About Pools

The Pool is a combination of storage devices grouped to provide performance and redundancy via RAID levels. A pool RAID level is defined when it is initially created and cannot be modified without destroying its data.

You must configure one or more data pools on a system to present storage to consumers via NFS or SMB. While there is no hard limit on the number of pools a system can have, usually fewer than four pools are configured on any given system.

BrickStor SP supports the following pool storage devices:

  • Mechanical hard drives

  • Solid state drives (SSD)

  • iSCSI raw volumes

  • Fibre Channel raw volumes

  • Virtual drives

From a systems administrator’s point of view, a pool is a logical organization of independent drives and contains all information about the devices comprising it, including structure, filesystems, raw volumes, replication target if any, etc. This information is encoded within its metadata, which makes it possible to easily migrate pools between systems. This feature also enables BrickStor’s high availability capabilities, which can move pools, as well as related network configuration, between nodes in the cluster.

Pool Types

This in software implementation allows for various parity schemes as well as mirroring configurations. The following are schemes currently supported by RackTop:

The following table explains the pool types that are available in BrickStor:

Table 1. Pool Types
Type Equivalent RAID Level Description

disk

RAID 0

No parity, fast, and total loss if a single device is lost. Useful for scratch-only data.

raidz1

RAID 50 / RAID 5+0

Single parity and allows for the loss of a single disk device in each drive group (VDEV).

raidz2

RAID 60 / RAID 6+0

Double parity and allows for the loss of two disk devices in each drive group (VDEV).

raidz3

RAID6+

Like RAIDZ2, but with more parity protection. Triple parity and allows for the loss of three disk devices in each group (VDEV).

mirror

RAID 10 / RAID 1+0

A stripe of mirrors, where two or more disk devices in a mirror are possible. Offers balance of performance and availability with a capacity trade-off.

Pool VDEV

VDEVs are the building blocks for a pool. A Pool VDEV, also know as a stripe, is a virtual device that can be a single disk, two or more disks that are mirrored, or a group of disks with a parity scheme such as RAID-5. The concept of a VDEV is something that abstracts away some unit of storage, which may or may not have any redundancy.
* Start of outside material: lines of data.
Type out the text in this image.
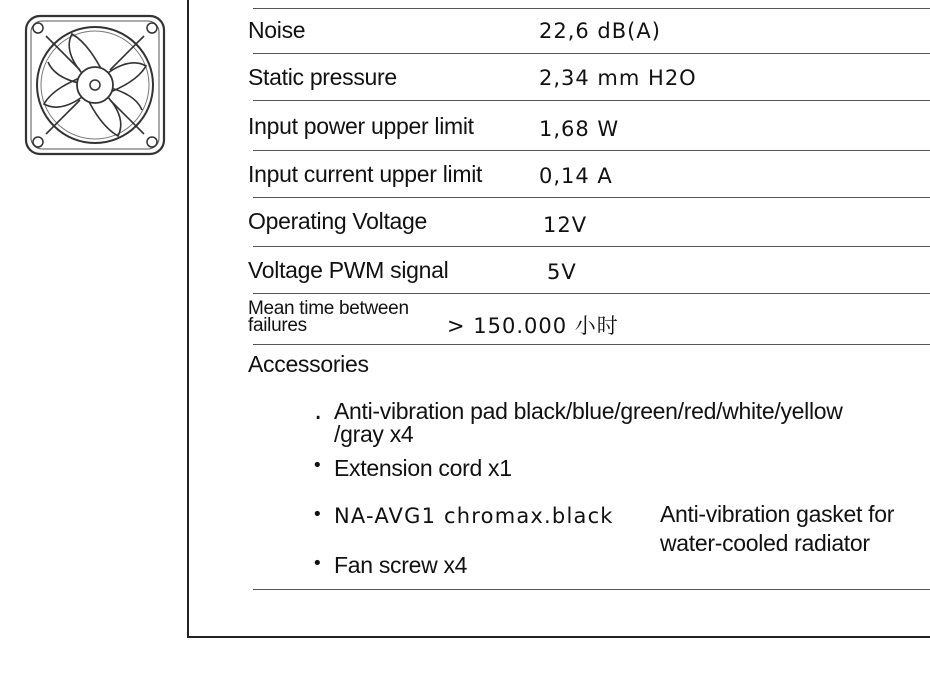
Noise	22,6 dB(A)
Static pressure	2,34 mm H2O
Input power upper limit	1,68 W
Input current upper limit	0,14 A
Operating Voltage	12V
Voltage PWM signal	5V
Mean time between
failures	> 150.000 小时
Accessories
. Anti-vibration pad black/blue/green/red/white/yellow
/gray x4
• Extension cord x1
• NA-AVG1 chromax.black Anti-vibration gasket for
water-cooled radiator
• Fan screw x4
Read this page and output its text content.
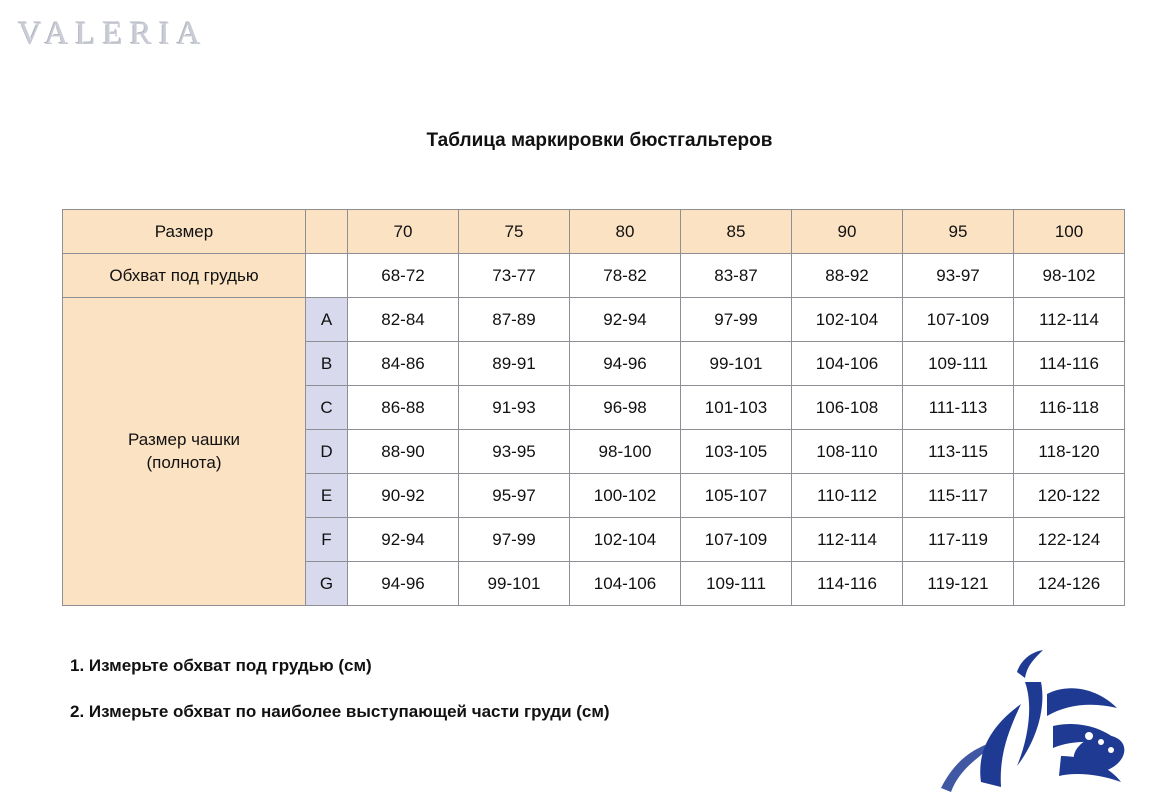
VALERIA
Таблица маркировки бюстгальтеров
Размер		70	75	80	85	90	95	100
Обхват под грудью		68-72	73-77	78-82	83-87	88-92	93-97	98-102
Размер чашки
(полнота)	A	82-84	87-89	92-94	97-99	102-104	107-109	112-114
	B	84-86	89-91	94-96	99-101	104-106	109-111	114-116
	C	86-88	91-93	96-98	101-103	106-108	111-113	116-118
	D	88-90	93-95	98-100	103-105	108-110	113-115	118-120
	E	90-92	95-97	100-102	105-107	110-112	115-117	120-122
	F	92-94	97-99	102-104	107-109	112-114	117-119	122-124
	G	94-96	99-101	104-106	109-111	114-116	119-121	124-126

1. Измерьте обхват под грудью (см)

2. Измерьте обхват по наиболее выступающей части груди (см)
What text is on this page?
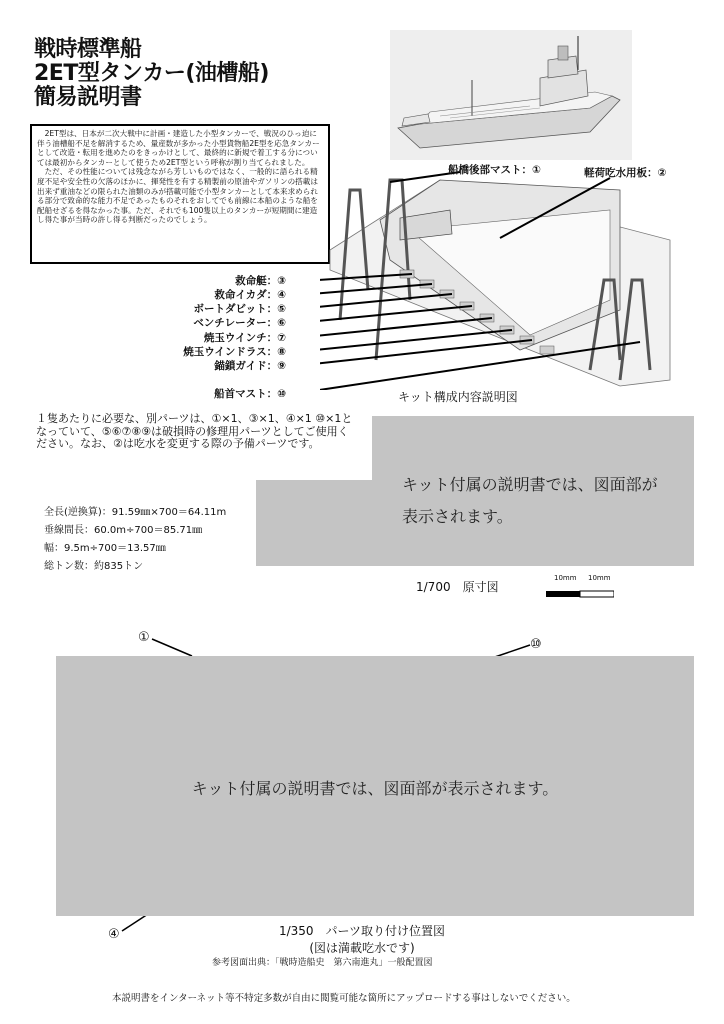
戦時標準船
2ET型タンカー(油槽船)
簡易説明書

2ET型は、日本が二次大戦中に計画・建造した小型タンカーで、戦況のひっ迫に伴う油槽船不足を解消するため、量産数が多かった小型貨物船2E型を応急タンカーとして改造・転用を進めたのをきっかけとして、最終的に新規で着工する分については最初からタンカーとして使うため2ET型という呼称が割り当てられました。

ただ、その性能については残念ながら芳しいものではなく、一般的に語られる精度不足や安全性の欠落のほかに、揮発性を有する精製前の原油やガソリンの搭載は出来ず重油などの限られた油類のみが搭載可能で小型タンカーとして本来求められる部分で致命的な能力不足であったものそれをおしてでも前線に本船のような船を配船せざるを得なかった事。ただ、それでも100隻以上のタンカーが短期間に建造し得た事が当時の許し得る判断だったのでしょう。

船橋後部マスト：①	軽荷吃水用板：②
救命艇：③
救命イカダ：④
ボートダビット：⑤
ベンチレーター：⑥
焼玉ウインチ：⑦
焼玉ウインドラス：⑧
錨鎖ガイド：⑨
船首マスト：⑩	キット構成内容説明図
１隻あたりに必要な、別パーツは、①×1、③×1、④×1 ⑩×1となっていて、⑤⑥⑦⑧⑨は破損時の修理用パーツとしてご使用ください。なお、②は吃水を変更する際の予備パーツです。
キット付属の説明書では、図面部が
表示されます。
全長(逆換算)：91.59㎜×700＝64.11m
垂線間長：60.0m÷700＝85.71㎜
幅：9.5m÷700＝13.57㎜
総トン数：約835トン
1/700　原寸図
10mm 10mm
①	⑩
④
キット付属の説明書では、図面部が表示されます。
1/350　パーツ取り付け位置図
(図は満載吃水です)
参考図面出典：「戦時造船史　第六南進丸」一般配置図
本説明書をインターネット等不特定多数が自由に閲覧可能な箇所にアップロードする事はしないでください。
Pools are groups of virtual devices usually implemented with some data protection scheme, such as RAID or mirroring, on top of which filesystems and raw block devices are provisioned. A typical hybrid pool is a mix of mechanical drives and solid-state drives. In such a pool, data is redundantly stored on large capacity, slower, typically mechanical devices, arranged into a parity scheme that satisfies data protection as well as capacity and IOPS requirements, while high bandwidth, low latency solid state drives are used for the purposes of caching to accelerate reads and for the purposes of handling synchronous writes, enabling a much better cost to performance ratio over traditional purely mechanical, or purely solid state configurations. BrickStor also configures all flash pools, which continue to leverage RAM for cache solid state disks instead of mechanical disks to provide consistently lower latency and higher IOPS.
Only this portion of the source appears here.